Serum HCG is 240 U/L.
Clinical information is unusually detailed.
'Termination of pregnancy at end of August.
Unprotected intercourse September 20th, followed by 'morning-after' pill
and a period.
Unprotected intercourse October 26th.
Positive home pregnancy test.
Status?
This Case provoked responses from 46 participants. Two quite correctly
queried my misuse of the English language (I particularly liked 'At 12 she
would be adventurous, at 22 she is simply feckless' - thank you, Tim); and
one remembered my previous similar Case (April 1st 1998) and no, I do not
have her telephone number!
8 would phone to discuss the Case, one stressing that this is an important
result which should not be ignored. [0.0]
10 participants commented 'pregnant'; [0.0]
2 commented 'early pregnancy' [0.8]
5 commented 'very early pregnancy' [1.0]
1 said pregnant 1 - 2 weeks; [-0.3, one assessor commenting 'pregnancy is
counted from LMP, gestation is counted from conception']
1 said pregnant 3 - 4 weeks; [0.5]
5 said pregnant 4 - 5 weeks/ gestation 2 - 3 weeks; [1.0]
2 said 'consistent with 26 October event'; [0.3]
2 said possibly consistent with 20 September event; [0.3]
6 said the result is too high to be related to the October 26 event; [1.0]
6 said pregnant subsequent to the September 20 event. [1.3]
5 said the result could be consistent with incomplete termination of
pregnancy; [0.3]
2 said that this could be residual HCG from the earlier termination; [0.8]

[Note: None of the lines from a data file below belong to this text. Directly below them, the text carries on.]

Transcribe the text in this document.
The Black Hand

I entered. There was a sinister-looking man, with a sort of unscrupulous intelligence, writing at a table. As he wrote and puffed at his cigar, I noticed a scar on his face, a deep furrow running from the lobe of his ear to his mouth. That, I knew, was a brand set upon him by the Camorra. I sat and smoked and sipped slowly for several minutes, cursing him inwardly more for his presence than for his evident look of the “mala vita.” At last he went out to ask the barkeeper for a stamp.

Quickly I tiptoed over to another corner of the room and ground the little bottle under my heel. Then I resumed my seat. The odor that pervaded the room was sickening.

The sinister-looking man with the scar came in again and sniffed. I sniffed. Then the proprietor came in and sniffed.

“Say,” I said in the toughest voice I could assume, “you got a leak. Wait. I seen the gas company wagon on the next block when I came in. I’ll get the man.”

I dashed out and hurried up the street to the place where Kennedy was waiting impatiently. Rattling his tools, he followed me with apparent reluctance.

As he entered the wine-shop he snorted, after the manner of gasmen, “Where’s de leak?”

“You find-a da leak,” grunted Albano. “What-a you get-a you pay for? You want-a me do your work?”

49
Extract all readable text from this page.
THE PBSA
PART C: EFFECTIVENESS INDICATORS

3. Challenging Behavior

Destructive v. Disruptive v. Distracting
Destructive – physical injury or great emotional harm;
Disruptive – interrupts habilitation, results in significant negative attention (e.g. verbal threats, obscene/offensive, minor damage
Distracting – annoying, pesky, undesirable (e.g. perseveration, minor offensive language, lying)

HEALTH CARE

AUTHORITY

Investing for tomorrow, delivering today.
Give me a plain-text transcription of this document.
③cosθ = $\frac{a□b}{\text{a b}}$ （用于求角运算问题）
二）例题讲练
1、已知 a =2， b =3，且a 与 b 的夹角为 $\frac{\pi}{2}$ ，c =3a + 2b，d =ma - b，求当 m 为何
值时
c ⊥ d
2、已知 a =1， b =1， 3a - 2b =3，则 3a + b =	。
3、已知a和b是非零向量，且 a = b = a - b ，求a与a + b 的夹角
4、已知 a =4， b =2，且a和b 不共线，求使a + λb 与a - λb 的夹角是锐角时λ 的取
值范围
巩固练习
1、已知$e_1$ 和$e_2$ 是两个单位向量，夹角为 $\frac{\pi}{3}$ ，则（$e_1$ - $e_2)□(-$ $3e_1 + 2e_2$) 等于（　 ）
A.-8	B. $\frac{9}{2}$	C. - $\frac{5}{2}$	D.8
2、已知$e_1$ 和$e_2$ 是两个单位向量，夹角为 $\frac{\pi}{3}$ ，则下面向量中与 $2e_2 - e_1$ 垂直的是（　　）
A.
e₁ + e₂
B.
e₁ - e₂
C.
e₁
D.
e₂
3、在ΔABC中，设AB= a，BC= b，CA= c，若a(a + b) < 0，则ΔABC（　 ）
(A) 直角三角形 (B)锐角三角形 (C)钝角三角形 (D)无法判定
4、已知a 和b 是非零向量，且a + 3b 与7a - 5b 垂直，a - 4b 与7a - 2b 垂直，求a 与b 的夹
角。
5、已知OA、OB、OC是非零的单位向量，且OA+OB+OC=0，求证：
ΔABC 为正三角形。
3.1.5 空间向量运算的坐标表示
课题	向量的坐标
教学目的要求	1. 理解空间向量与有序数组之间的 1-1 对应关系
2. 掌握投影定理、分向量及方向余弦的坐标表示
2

2 mentioned the possibility of choriocarcinoma; [0.3]
2 mentioned the possibility of an ectopic pregnancy; [0.8]
1 said that at this stage of pregnancy, HCG cannot discriminate between
choriocarcinoma and a second conception. [0.5]
12 would suggest a repeat HCG after 2 days; [1.5]
8 would suggest a repeat after 1 week; [1.5]
1 after 2 weeks; [0.0]
1 after 3 weeks; [-0.5]
2 would just suggest a repeat HCG. [1.0]
2 would ask for a urine sample for a pregnancy test; [-1.5]
1 would suggest a progesterone with the repeat HCG. [-1.0]
9 would suggest referral for ultrasound; [-0.5]
1 said at this stage of pregnancy, nothing would be visible by ultrasound.
[0.5]
1 suggested referral to a Gynaecologist; [0.0]
1 suggested referral to a Psychologist. [!]
On my Department's data, this HCG would be average for day 30 pregnancy
(cyesis)/ day 16 gestation.
My comment was
Average for day 30 cyesis, too low for first event and likely to be too
high for second. Could be residual HCG from earlier termination, but
pregnancy arising from second event cannot be excluded. Suggest repeat
after 1 week.
The Summary to Case 76 will be circulated at the end of this week, and
Case 77 will be circulated in the New Millennium.